Kenya and Tanzania Prioritize Port Development in 2021-22 Budgets
Authorities in Kenya and Tanzania have put modernization of ports at the top of the list of priority infrastructure projects, allocating massive resources for port development in the 2021-22 budgets.
In Kenya, National Treasury Cabinet Secretary Ukur Yatani unveiled the country’s $33.3 billion financial estimate, out of which he allocated $69 million for the Mombasa port development project. The project involves the construction of a second container terminal at the Mombasa port in order to expand the capacity of the facility and meet growing demand.
Projections show the port will handle 47 million tons in the next 10 years, up from the current 34 million tons, and eventually more than 110 million tons by the late 2040s
“We are committed to scale up development of critical infrastructure in the country to reduce the cost of doing business and ease movement of people and goods as well as promote competitiveness,” said Yatani.
Following the commissioning of the first berth at the new Lamu port, Kenya has set aside $69 million for implementation of various projects in the Lamu Port South Sudan-Ethiopia Transport (Lapsset) Corridor.
“Our current focus is to make Lamu a free port for both domestic and trans-shipment purposes,” Yatani said.

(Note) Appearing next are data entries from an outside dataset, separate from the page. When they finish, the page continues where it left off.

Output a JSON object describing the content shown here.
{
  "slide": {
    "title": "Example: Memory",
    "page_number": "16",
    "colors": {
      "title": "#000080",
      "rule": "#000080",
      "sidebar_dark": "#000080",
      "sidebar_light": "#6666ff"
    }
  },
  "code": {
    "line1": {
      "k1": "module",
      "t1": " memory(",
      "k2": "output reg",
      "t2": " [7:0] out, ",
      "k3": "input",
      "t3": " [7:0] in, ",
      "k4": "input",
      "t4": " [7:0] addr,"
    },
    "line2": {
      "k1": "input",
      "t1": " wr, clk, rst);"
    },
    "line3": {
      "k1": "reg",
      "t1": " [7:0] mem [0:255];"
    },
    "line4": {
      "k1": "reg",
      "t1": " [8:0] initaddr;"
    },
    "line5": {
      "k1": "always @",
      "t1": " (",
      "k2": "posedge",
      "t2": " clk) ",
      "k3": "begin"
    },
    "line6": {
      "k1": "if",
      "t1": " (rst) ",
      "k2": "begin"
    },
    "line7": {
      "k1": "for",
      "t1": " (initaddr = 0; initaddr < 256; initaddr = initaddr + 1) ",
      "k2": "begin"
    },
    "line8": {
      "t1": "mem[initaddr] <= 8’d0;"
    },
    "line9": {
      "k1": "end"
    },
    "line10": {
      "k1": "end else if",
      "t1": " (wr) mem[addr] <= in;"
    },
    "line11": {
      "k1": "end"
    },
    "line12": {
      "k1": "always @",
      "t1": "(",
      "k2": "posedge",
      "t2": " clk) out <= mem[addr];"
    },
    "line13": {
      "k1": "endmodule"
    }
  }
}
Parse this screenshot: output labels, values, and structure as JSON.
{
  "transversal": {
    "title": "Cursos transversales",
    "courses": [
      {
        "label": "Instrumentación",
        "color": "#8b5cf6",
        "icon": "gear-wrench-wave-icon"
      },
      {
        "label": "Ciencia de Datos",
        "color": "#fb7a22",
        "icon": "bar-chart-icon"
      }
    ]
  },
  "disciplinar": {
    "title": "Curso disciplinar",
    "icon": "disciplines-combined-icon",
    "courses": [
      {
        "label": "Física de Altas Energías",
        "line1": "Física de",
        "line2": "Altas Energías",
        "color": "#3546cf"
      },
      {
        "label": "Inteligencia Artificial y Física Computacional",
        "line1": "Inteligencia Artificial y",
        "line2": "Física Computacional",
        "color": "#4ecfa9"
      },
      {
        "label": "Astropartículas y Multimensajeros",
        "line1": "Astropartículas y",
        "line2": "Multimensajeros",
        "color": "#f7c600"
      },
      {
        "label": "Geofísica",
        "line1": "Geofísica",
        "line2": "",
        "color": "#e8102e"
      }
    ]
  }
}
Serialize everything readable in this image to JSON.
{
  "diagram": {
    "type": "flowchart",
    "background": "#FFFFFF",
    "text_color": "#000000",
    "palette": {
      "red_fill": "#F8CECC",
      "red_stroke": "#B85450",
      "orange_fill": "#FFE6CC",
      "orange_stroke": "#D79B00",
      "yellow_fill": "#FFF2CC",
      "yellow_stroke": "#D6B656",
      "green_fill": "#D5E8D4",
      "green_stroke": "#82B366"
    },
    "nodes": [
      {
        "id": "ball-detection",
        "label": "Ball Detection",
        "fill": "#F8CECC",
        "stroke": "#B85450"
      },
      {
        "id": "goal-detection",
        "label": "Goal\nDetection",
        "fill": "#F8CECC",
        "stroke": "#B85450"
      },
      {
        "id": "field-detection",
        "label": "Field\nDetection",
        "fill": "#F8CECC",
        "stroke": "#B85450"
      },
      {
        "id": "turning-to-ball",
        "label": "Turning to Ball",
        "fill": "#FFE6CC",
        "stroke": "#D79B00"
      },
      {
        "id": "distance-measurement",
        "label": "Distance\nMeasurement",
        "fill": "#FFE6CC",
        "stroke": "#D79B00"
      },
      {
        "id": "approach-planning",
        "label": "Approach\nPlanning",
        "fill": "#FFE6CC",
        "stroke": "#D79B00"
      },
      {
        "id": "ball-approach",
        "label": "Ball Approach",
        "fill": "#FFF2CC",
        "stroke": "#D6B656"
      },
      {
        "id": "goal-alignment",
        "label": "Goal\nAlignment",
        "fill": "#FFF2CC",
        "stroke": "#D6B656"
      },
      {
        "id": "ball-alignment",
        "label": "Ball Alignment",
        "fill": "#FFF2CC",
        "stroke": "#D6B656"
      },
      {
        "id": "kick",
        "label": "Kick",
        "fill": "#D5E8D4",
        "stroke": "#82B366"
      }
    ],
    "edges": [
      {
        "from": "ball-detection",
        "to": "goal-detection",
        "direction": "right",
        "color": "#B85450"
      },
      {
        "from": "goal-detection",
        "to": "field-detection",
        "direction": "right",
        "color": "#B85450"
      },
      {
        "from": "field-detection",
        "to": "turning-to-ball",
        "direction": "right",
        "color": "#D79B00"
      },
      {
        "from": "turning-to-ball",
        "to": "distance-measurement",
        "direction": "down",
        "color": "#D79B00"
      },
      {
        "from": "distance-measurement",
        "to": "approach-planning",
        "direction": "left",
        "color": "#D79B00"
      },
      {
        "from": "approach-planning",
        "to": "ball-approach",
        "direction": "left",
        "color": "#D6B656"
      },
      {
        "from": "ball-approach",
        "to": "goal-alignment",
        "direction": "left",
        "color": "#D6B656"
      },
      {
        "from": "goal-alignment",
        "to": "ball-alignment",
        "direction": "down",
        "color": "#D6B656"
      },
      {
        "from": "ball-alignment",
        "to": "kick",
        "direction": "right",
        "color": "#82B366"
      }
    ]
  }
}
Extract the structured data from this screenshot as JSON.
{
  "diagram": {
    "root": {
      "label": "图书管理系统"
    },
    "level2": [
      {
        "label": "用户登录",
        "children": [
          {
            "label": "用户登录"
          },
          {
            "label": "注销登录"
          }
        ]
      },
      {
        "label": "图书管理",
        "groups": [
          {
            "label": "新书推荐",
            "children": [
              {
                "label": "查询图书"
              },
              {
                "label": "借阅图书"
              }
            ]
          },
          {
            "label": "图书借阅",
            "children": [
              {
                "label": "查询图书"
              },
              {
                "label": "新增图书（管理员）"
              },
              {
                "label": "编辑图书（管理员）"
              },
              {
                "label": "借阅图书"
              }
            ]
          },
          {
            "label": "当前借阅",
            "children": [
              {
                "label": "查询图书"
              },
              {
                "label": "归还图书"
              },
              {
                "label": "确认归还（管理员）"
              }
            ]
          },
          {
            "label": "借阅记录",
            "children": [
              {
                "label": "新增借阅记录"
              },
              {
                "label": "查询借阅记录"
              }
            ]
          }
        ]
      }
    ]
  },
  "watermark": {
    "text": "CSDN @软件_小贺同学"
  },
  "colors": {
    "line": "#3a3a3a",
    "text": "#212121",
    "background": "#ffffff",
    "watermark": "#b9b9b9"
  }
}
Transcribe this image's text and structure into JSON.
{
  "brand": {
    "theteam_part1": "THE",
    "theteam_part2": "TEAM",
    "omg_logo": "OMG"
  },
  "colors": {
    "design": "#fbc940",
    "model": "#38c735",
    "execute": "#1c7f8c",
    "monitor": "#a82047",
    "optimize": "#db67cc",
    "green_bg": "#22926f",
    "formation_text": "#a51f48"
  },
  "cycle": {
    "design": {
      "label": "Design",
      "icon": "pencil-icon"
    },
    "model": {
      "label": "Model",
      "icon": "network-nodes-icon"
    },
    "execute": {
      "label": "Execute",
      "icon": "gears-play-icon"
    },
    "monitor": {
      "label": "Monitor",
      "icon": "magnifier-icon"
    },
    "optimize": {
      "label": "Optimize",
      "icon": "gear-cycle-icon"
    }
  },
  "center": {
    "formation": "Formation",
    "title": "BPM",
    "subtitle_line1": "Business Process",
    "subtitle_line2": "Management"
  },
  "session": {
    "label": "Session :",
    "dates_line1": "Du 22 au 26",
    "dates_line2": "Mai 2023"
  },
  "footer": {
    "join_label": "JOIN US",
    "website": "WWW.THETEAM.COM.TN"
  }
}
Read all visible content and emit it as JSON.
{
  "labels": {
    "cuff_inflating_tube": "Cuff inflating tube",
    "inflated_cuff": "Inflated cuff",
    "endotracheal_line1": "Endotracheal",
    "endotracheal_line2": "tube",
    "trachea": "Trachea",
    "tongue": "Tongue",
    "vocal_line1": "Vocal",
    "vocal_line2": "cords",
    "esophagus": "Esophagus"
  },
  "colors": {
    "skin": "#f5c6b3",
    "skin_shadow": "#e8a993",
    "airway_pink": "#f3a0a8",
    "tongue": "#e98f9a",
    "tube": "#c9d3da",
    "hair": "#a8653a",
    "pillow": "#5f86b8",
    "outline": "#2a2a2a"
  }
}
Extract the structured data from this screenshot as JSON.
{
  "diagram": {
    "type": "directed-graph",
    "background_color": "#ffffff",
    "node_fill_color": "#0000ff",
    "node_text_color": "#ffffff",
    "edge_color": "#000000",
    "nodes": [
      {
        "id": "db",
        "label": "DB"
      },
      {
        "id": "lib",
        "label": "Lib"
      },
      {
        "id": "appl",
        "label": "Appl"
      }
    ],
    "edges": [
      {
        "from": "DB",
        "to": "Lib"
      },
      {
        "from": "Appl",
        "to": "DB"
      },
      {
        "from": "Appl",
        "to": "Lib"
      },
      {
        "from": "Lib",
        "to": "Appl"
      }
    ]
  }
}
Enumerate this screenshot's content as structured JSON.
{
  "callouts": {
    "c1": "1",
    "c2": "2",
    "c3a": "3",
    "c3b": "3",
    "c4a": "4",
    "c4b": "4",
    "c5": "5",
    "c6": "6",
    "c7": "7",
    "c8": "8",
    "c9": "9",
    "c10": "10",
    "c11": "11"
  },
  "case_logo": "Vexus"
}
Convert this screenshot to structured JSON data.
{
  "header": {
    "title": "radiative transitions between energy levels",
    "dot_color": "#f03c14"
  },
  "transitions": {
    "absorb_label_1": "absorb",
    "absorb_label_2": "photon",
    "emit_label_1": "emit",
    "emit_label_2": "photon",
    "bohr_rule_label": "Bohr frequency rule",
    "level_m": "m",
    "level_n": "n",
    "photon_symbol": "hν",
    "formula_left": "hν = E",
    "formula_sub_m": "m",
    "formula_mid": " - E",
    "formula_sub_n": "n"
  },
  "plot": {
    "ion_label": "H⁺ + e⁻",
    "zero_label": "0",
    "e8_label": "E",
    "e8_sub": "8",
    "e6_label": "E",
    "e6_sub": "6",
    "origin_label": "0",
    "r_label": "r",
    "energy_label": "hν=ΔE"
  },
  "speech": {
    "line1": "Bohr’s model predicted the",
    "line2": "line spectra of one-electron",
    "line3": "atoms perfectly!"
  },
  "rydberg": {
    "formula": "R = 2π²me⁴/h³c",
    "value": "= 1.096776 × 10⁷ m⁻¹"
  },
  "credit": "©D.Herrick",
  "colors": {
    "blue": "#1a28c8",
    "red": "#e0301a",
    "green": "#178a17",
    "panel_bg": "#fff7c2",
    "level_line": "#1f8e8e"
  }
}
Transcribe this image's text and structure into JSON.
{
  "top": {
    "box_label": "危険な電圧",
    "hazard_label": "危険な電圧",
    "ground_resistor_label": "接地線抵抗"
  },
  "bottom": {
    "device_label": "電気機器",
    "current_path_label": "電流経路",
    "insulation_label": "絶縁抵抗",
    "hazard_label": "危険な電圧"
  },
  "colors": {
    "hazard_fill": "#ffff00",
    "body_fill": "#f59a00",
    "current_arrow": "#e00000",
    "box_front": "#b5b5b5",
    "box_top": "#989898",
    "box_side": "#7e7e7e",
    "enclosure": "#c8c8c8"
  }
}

The Kenyan government has also announced a raft of incentives to encourage more shipping lines to use the Mombasa and Lamu ports as the gateway to the wider eastern Africa region.
The incentives include exempting fuel supplied to shipping lines from import and excise duty, value added tax, railway development levy and import declaration fees.
“To further attract more ships to our ports, particularly to the recently launched Lamu port, the government will review the arrangements on fuelling by vessels calling at the Kenya ports with a view to allowing ship to ship refuelling and establishment of fuel bunker facilities,” noted Yatani.
He added that $800,000 has been allocated for the development of a Freeport and Industrial Park Special Economic Zone in the coastal city of Mombasa.
In Tanzania, Minister of Finance and Planning Dr. Mwigulu Nchemba unveiled the country’s $15.5 billion budget, of which $1.3 billion has been allocated to flagship infrastructure projects.
For Dar es Salaam port, the Tanzanian government allocated funds for the improvement of berth numbers one to five, completion of the construction of a ro/ro berth and the improvement of berths six and seven.
The government also allocated funds for projects at the Mtwara port, which will go towards the completion of the construction of a new berth with a length of 300 meters and a cargo handling yard.
At the Tanga port, funds have been set aside to finance the dredging of the port from four to 13 meters, installation of navigation equipment and completion of the construction of two deep-draft berths.
“The expenditure policies in 2021-22 will include the allocation of funds to priority areas that stimulate economic growth and accord priority to ongoing projects prior to committing new ones,” said Dr Nchemba.
Both Kenya and Tanzania are competing to position their port facilities as the preferred entry point to the region, particularly targeting inland markets in landlocked nations like Uganda, Rwanda, Burundi, South Sudan and the Democratic Republic of Congo.